The "Harry Potter" series is undeniably one of the most beloved film franchises of all time. Thus, any film in connection to the series is going to face intense scrutiny by critics and fans alike. The first film in the prequel series, 2016's "Fantastic Beasts and Where to Find Them," fared pretty well with critics, earning itself a 74% Tomatometer score on Rotten Tomatoes. However, the follow-up film, "Fantastic Beasts: The Crimes of Grindelwald" didn't even come close to achieving the same kind of success with viewers — it holds a mere 36% Tomatometer score.

So, how does the upcoming "Secrets of Dumbledore" compare to its predecessors when it comes to critical consensus? Well, it falls squarely in the middle at a 62% Tomatometer score, at press time, as it seems that critics are seriously divided about the merits of the new "Fantastic Beasts" film. Here's a rundown of what they think.

Many critics were not impressed

Despite "The Secrets of Dumbledore" nabbing a better Tomatometer score than its 2018 predecessor, many critics were still not impressed with the latest effort of the franchise. Speaking for many of the critics who didn't love the film, Entertainment Weekly declared that "the third time is not quite the charm."

Some critics found that the film lacked focus and felt generally all over the place. One of the critics, Kate Erbland of IndieWire, wrote that the film offers "an unwieldy, mostly unsettling mash-up of adult themes and childish whimsy, made still more inscrutable by too many subplots, too many characters, and a tone that veers wildly off-course at every possible turn." Erbland adds that the series has yet to be able to "effectively marry its disparate threads."

Meanwhile, Charles Bramesco of Polygon first suggests the series should've called it quits after the last movie before pointing out that Newt — who began the series as the protagonist — hardly seems intertwined in the plot here. Noting that his misplacement does harm to the film as a whole, Bramesco wrote, "Newt's convoluted, anticlimactic quest to secure and deliver his precious cargo lacks the delighted curiosity that lent the first 'Fantastic Beasts' a much-needed bump in charm."

Finally, in a scathing review, Siddhant Adlakha of IGN wrote, "There are two more entries planned, but ending the 'Harry Potter' spinoff here would be a mercy. There's nothing fantastic about the new movie. The story is dull. The characters are duller."

Some critics had a more positive take

Even though Entertainment Weekly implied the film missed its mark, writer Leah Greenblatt was still one of the critics to find some merits — she concluded on the note that "The Secrets of Dumbledore" is a major step up from its predecessor, deeming it "nimbler and sweeter and more cohesive in its storyline." Greenblatt also noted that the cast, because they are "less trapped in a fug of half-formed symbolism and subplots" are given more room to realistically explore the stakes their characters face.

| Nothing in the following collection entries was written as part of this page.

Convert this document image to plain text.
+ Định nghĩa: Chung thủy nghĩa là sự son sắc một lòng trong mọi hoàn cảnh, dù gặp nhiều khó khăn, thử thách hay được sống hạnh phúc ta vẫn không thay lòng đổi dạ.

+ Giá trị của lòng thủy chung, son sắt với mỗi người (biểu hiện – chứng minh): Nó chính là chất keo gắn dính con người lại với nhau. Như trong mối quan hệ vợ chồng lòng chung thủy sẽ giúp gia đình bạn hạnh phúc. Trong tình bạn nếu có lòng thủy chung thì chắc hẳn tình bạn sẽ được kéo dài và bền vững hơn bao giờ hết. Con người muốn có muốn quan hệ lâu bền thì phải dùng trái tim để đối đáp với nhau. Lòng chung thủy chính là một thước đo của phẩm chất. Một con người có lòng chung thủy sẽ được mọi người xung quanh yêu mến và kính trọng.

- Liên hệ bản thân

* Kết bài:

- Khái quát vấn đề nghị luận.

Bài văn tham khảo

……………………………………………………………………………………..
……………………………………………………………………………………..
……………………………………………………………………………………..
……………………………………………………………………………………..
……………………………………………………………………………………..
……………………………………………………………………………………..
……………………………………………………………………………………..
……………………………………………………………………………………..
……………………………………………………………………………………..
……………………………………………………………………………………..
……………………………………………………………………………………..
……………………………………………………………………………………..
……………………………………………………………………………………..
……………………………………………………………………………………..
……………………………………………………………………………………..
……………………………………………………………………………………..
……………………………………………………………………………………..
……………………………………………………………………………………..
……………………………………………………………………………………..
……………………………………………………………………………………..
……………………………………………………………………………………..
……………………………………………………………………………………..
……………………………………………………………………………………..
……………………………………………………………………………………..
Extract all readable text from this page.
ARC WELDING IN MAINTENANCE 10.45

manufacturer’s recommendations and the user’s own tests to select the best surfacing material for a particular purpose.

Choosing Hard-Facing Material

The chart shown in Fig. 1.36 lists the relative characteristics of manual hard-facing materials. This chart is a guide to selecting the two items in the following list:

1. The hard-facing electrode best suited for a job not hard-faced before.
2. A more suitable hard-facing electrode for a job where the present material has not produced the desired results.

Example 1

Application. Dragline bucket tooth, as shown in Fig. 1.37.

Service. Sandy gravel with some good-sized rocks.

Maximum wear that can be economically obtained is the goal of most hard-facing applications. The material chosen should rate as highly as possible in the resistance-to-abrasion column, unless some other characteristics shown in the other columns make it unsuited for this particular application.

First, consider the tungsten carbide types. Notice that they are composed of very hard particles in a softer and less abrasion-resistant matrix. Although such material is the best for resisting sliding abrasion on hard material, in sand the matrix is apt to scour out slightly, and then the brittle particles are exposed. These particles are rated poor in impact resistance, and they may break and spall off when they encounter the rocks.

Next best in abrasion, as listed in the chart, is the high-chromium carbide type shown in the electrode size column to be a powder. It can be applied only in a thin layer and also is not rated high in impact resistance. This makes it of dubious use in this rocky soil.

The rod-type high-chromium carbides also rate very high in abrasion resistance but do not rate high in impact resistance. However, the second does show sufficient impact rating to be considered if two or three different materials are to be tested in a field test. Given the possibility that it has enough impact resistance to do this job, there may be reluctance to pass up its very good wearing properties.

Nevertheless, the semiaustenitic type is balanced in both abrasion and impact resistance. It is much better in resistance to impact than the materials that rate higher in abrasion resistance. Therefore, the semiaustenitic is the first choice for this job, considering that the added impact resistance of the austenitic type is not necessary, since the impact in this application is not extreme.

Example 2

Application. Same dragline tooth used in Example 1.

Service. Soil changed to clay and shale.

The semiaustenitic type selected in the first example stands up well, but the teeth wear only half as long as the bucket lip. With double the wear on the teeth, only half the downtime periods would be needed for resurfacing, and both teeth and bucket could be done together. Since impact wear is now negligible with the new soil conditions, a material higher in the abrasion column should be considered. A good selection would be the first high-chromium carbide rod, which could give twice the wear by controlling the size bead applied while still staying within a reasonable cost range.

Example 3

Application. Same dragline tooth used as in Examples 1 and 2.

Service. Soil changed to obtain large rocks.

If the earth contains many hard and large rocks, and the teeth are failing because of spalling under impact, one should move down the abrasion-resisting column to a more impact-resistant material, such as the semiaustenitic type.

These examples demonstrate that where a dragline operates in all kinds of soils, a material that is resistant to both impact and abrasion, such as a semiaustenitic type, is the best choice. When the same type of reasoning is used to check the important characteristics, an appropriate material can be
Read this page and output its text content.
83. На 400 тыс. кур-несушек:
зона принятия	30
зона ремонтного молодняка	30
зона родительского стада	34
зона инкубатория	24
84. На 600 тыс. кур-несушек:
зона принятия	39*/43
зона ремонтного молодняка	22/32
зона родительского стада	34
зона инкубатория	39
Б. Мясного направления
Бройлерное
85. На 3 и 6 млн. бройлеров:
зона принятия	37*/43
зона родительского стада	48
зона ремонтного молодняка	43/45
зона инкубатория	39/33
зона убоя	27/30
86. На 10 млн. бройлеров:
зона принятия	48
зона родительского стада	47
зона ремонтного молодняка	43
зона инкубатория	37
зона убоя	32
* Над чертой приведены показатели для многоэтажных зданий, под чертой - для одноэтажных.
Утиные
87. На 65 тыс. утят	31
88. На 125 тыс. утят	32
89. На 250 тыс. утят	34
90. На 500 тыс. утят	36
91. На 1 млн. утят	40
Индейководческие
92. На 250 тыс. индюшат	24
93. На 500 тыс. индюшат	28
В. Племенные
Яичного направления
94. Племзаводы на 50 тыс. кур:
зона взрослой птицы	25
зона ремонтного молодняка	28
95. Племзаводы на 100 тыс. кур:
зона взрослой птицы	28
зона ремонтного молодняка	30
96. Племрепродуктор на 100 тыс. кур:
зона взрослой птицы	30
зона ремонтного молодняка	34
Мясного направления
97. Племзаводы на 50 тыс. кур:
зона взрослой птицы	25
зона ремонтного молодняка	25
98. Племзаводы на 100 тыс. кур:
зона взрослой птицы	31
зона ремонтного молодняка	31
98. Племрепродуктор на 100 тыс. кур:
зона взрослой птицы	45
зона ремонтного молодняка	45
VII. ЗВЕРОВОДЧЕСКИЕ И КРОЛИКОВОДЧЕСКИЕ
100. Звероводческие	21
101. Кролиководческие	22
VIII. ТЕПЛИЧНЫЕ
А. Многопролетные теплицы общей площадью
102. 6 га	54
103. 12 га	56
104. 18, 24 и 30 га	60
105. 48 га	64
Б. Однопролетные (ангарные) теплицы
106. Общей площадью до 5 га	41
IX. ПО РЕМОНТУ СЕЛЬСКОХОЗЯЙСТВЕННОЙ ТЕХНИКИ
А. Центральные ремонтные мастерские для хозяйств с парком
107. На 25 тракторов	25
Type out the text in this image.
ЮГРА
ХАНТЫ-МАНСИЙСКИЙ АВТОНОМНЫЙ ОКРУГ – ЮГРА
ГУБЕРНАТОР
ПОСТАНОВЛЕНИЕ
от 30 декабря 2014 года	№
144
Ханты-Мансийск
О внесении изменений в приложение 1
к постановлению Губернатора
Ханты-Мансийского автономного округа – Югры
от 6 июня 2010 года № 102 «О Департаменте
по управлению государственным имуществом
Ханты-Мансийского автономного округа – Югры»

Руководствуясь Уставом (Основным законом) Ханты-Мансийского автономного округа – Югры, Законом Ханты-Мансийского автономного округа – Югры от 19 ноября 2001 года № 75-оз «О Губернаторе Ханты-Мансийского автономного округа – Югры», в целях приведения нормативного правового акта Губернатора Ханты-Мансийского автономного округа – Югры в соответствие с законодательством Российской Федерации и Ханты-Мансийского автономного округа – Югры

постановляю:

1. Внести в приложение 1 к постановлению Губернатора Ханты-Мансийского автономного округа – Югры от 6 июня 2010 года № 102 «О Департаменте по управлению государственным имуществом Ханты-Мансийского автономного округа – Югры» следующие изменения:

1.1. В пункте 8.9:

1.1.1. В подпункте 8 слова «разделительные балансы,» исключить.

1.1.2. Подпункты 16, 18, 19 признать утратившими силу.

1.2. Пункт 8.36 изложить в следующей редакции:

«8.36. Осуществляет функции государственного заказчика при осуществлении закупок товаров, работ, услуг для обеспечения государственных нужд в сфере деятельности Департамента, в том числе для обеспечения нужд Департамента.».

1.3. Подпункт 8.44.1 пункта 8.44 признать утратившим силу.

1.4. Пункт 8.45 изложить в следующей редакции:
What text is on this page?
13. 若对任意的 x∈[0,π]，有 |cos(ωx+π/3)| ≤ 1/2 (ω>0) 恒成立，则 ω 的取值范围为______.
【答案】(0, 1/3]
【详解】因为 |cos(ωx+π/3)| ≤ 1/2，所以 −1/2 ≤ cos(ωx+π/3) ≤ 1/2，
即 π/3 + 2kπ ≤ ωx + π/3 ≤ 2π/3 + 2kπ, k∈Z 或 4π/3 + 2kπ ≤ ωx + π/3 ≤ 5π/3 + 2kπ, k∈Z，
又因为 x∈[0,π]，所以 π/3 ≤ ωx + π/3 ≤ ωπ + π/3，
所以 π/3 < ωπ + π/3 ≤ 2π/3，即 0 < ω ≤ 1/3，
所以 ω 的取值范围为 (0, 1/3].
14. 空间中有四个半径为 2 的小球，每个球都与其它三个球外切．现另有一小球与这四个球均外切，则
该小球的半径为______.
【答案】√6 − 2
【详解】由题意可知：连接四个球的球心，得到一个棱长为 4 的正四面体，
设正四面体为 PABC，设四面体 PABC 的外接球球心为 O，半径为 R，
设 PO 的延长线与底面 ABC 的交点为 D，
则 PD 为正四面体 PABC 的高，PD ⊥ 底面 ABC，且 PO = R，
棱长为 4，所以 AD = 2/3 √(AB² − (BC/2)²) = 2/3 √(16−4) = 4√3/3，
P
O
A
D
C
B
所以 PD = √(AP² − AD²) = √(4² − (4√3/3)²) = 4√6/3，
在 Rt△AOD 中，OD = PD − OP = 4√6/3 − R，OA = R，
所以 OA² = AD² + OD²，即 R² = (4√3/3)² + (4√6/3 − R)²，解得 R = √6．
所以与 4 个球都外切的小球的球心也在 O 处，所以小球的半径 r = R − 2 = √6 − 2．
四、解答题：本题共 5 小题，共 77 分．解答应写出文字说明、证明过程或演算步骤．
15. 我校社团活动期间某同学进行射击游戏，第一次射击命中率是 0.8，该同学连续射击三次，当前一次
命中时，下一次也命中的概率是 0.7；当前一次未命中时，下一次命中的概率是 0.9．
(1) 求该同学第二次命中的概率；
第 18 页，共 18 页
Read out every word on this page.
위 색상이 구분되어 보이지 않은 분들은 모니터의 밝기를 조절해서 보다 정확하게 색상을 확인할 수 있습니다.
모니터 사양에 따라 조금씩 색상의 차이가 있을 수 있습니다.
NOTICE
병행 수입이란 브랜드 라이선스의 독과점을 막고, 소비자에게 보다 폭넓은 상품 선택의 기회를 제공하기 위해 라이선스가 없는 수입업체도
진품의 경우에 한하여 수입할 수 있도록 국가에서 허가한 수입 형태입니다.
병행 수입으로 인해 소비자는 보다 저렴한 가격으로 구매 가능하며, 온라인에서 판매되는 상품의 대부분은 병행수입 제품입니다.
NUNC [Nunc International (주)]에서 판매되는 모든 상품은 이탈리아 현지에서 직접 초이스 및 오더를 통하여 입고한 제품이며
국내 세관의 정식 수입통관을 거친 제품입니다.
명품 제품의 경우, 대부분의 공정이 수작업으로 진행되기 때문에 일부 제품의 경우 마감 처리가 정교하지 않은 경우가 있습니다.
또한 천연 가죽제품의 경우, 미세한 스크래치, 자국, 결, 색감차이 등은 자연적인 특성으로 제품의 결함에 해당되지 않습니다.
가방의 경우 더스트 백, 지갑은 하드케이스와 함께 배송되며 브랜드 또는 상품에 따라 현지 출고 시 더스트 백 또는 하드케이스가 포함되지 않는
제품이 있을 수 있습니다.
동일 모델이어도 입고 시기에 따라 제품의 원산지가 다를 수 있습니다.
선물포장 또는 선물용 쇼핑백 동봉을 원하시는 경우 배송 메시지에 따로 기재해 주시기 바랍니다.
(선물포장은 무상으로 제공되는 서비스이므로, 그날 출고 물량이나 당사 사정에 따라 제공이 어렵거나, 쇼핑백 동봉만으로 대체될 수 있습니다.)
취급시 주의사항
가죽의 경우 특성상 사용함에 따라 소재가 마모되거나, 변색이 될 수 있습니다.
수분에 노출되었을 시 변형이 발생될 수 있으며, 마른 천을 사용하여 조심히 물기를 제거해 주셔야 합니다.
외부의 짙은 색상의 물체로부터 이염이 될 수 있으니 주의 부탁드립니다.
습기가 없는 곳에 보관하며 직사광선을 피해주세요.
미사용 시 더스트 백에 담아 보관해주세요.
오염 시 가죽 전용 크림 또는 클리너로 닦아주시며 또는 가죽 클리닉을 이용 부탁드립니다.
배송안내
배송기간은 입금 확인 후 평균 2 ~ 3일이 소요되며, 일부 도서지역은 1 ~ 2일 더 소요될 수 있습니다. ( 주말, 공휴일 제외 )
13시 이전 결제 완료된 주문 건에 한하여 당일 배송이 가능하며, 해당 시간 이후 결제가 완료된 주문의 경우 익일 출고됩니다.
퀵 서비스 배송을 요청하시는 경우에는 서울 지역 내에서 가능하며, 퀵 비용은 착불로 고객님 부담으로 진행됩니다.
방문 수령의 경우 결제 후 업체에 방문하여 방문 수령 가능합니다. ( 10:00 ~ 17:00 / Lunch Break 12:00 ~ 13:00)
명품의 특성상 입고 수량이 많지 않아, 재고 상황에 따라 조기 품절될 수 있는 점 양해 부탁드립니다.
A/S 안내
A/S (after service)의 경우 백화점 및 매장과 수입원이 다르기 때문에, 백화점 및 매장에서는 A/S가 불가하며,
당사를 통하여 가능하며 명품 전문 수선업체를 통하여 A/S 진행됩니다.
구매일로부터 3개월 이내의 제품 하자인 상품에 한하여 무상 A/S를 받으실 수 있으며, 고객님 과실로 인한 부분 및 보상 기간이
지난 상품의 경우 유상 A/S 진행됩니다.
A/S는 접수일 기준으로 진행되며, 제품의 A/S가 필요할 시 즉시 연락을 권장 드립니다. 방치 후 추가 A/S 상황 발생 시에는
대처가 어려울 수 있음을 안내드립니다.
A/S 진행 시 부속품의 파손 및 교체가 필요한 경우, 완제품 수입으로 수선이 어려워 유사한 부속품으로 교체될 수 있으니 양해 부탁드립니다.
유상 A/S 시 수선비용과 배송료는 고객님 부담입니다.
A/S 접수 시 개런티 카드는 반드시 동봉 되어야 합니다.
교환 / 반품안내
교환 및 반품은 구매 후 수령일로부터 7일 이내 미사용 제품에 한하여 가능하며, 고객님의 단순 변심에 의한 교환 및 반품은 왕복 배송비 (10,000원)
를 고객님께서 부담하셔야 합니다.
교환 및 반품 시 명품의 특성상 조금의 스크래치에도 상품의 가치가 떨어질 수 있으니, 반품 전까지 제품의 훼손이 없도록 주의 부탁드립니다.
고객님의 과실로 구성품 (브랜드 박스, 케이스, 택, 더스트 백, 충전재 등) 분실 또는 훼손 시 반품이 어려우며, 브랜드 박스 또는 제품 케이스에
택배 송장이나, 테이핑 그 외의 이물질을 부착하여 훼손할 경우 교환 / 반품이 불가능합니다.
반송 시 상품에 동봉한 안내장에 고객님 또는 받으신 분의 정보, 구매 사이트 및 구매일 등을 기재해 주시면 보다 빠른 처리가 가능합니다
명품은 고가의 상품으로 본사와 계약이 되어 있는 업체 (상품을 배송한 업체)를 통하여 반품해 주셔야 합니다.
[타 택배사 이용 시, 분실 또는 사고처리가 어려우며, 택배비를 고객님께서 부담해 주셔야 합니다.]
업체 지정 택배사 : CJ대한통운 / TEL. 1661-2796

Further, on the subject of the acting, Peter Debruge of Variety noted that Mads Mikkelson is better suited for the character of Gellert Grindelwald than Johnny Depp, who played the character in the previous film. (Depp exited the franchise after losing a libel case regarding abusive behavior toward his ex-wife Amber Heard, as reported by EW). Debruge wrote that Mikkelson offers a "more grounded, less cartoonishly menacing vein." Debruge also joined Greenblatt in addressing the ways in which the new film is superior to the one that came before it, writing that the screenplay is "far more focused" and "easier to follow" than the last one.

In one of the most positive reviews — 4 out of 5 stars — Linda Marric of The Jewish Chronicle called it a "welcome return to form" and gave special praise to the performances of Law and Mikkelson. Marric continued, "Yates, Rowling, and Kloves have given us an engaging story peppered throughout with some funny, heartfelt and exciting action sequences."

"Fantastic Beasts: The Secrets of Dumbledore" will premiere in theaters on April 15.